Haven't written about things happening to me in a while, so here goes... been kinda busy, what with summer session, trying to work through the conveyor belt of my to-do list, going on vacation, and negotiating the terms of my surrender with a rare and lovely bird named Maia from Amarillo, TX.

The vacation part involved going with her down to a wedding in Marfa, TX, which is in the Big Bend portion down by Chihuahua. The drive involved a first leg haul from Amarillo to Ft. Davis, where we camped under the stars. And what stars! I haven't seen the Milky Way since Idaho 1975, and it never fails to impress. We were scheduled to attend a viewing party at the Ft. McDonald observatory Friday night, but we got off to late start, arriving around midnight, and so missed it. Maia and I went up to the observatory the next day. Hiking up to the domes, I mentioned I was strangely short of breath, and Maia pointed out we were a mile above sea level, which mitigated my alarm some...

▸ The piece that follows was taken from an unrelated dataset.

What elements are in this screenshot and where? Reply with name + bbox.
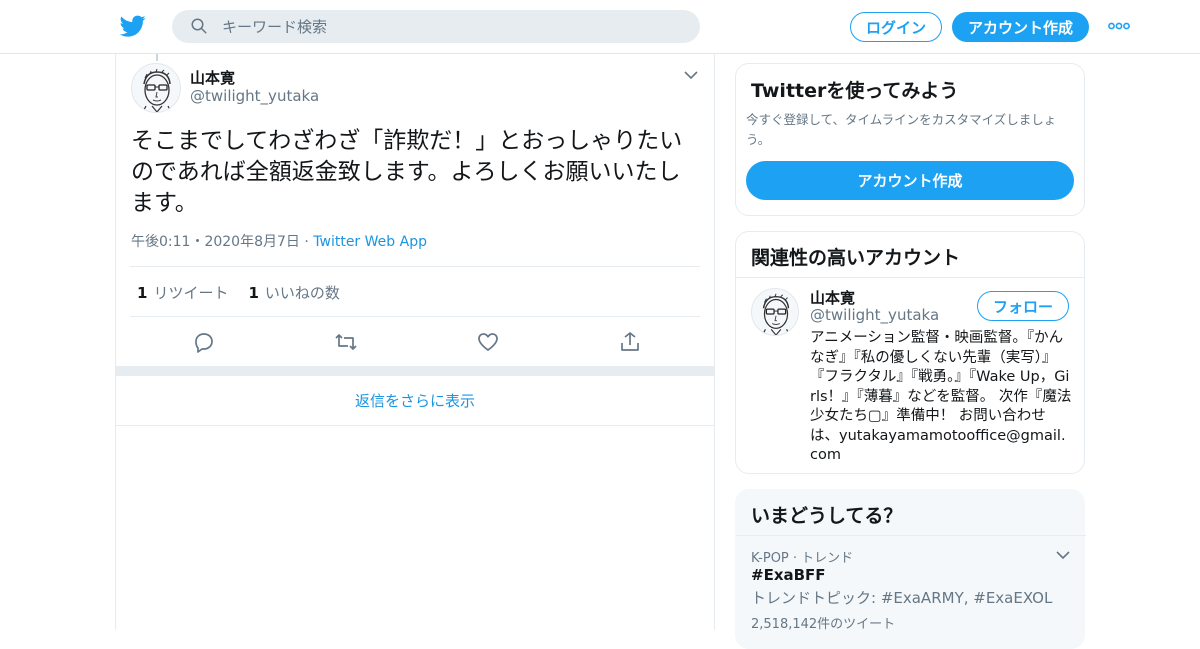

Here is my obligatory geek shot of the trip and a more normal shot below with the 107 inch telescope dome in the background...
Not my cowboy hat....

"I am here!"
Aferwards, we stopped in Ft. Davis for lunch, where I had one of the better chocolate malts with extra malt I've ever had. Our server was having trouble with our order, and consulted with one of the regular waitresses. I asked what his deal was, was informed he was a foreign exchange student from Poland. He actually turned out to be from Ukraine. I mentioned I spoke Russian once upon a time, and he insisted I try. Surprisingly, I remembered conservational phrases and we actually had a back and forth. I could tell he was tickled with the exchange and left him a big tip. Maia observed our conservation, and said "Oh honey, you absolutely made his day!", but, you know, with that charming twang that I could get so used to.

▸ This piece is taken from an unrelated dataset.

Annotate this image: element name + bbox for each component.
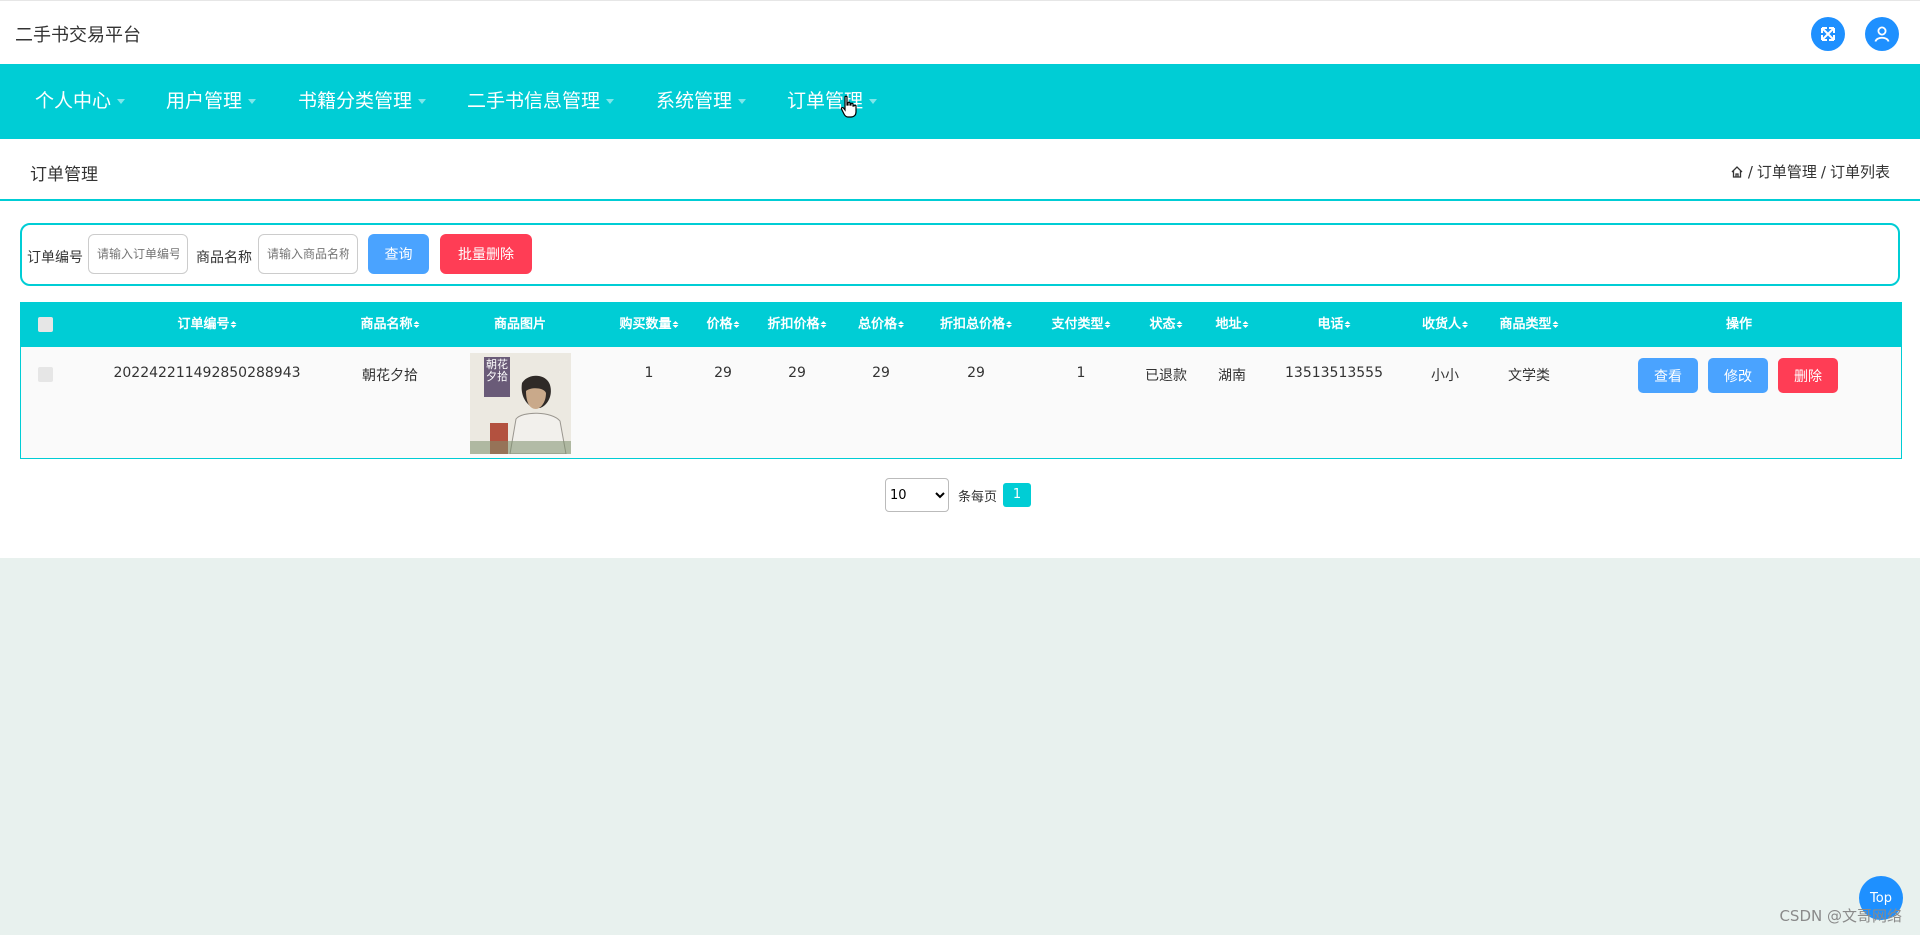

I'm glad I could make his day!  One of the great things about being human is how so little effort can bring such great joy.

I've always liked the desert, and the high desert of the Trans-Pecos could not have been a better place to be. It's positively springlike with all the flowering plants and tan landscape and purple mountains in every direction. I want to go back and see all the things I didn't see there. Fortunately, rain came through, at one point pounding down like horses' hooves. Fortunately the luxury tent we stayed in at El Cosmico was waterproof.
Rain on tent canvas creaking like a sailing ship, but we were fine.
Then up to the Carlsbad Caverns, an experience which I would suggest was slightly hallucinatory. Those rock formations deep under the surface look nothing like the dry and simple stalagmites and stalactites we learned about in school. They were - to me - monstrous, fleshy, glistening with fat, scaly, gill covered and warty, living things. They were something out of Lovecraft. But the absolutely most bizarre part of the underground adventure was the snack bar. Here is the modern, fluorescent-lit cafeteria in a pitch black chamber, the cave walls barely lit. The bathrooms were equally weird, stainless steel, tile and porcelain surfaces in a cave tunnel. I couldn't help but think about the storied underground cities built for the nation's elite in preparation of the Apocalypse.

All in all, a truly, fantastic magical wonderful time!

Back to reality on this past Wednesday in time to close out the summer session. I was informed I should go visit Glen as his condition was worsening. (I've mentioned Glen in prior essay from a year ago. He had been diagnosed with Stage Four lung cancer and several tumors in his brain last May. He underwent chemo and radiation, which bought more than a year, but a month ago he told me he had had enough, and was going into hospice at home. I've tried to make it to the bar with him and the group  from the college when we go out Thursday nights. Normally, this tradition takes a hiatus over the summer, but, considering...

So I was informed his condition was worsening, the brain tumors taking their toll, and should visit him while he was still lucid. My former student aide, soon to be graduate student at Wichita State University in Kansas, Scotty, and I headed over last evening.

We found Glen on a good day, and he, his wife, and his sister had a very fun time. He was active, alert and engaged, and I can only hope this lasts for awhile.

At one point, we were talking about smart phones, and the topic switched to Scotty's thesis. He specualted he might continue the work of his undergrad advisor in sustainable and waste fuels for wood kiln firings. I said "I know what you need to work on, developing tumbleweeds for fuel. They are a nuisance that should be used for something like that".

Glen Reeser and I
Scotty came back with "Other people have smart phones. I have John". Which got a laugh considering how often people use their plastic pocket brains for memory, or use agents like Siri.

Glen quipped "John, call Katie!" (Scotty's girlfriend).

"KATIE!" I mock shouted.

It really was wonderful to see Glen sharp and in the groove for a change.